Generative Object Insertion in Gaussian Splatting with a Multi-View Diffusion Model
Hongliang Zhong, Can Wang, Jingbo Zhang, Jing Liao
TL;DR
The paper tackles the challenge of inserting new objects into 3D scenes represented by Gaussian Splatting with view-consistent quality. It introduces MVInpainter, a multi-view diffusion model built atop Stable Video Diffusion, augmented with a ControlNet-based conditioning path to enforce view-aware inpainting across multiple viewpoints. A mask-aware reconstruction stage then refines the edited Gaussian Splatting by leveraging both inpainted views and training views, reducing artifacts and preserving scene background. Quantitative and qualitative results show superior view-consistency, object quality, and scene harmony compared to SDS-based and single-view-inpainting baselines, indicating meaningful gains for 3D content creation in VR, gaming, and digital media.

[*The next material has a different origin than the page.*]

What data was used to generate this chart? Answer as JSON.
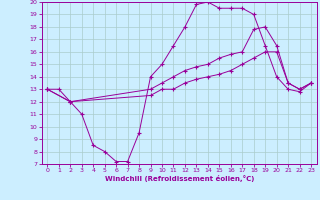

Limitations include data scarcity for full 360-degree coverage, object removal challenges, and shadows, suggesting avenues for future work.
Abstract
Generating and inserting new objects into 3D content is a compelling approach for achieving versatile scene recreation. Existing methods, which rely on SDS optimization or single-view inpainting, often struggle to produce high-quality results. To address this, we propose a novel method for object insertion in 3D content represented by Gaussian Splatting. Our approach introduces a multi-view diffusion model, dubbed MVInpainter, which is built upon a pre-trained stable video diffusion model to facilitate view-consistent object inpainting. Within MVInpainter, we incorporate a ControlNet-based conditional injection module to enable controlled and more predictable multi-view generation. After generating the multi-view inpainted results, we further propose a mask-aware 3D reconstruction technique to refine Gaussian Splatting reconstruction from these sparse inpainted views. By leveraging these fabricate techniques, our approach yields diverse results, ensures view-consistent and harmonious insertions, and produces better object quality. Extensive experiments demonstrate that our approach outperforms existing methods.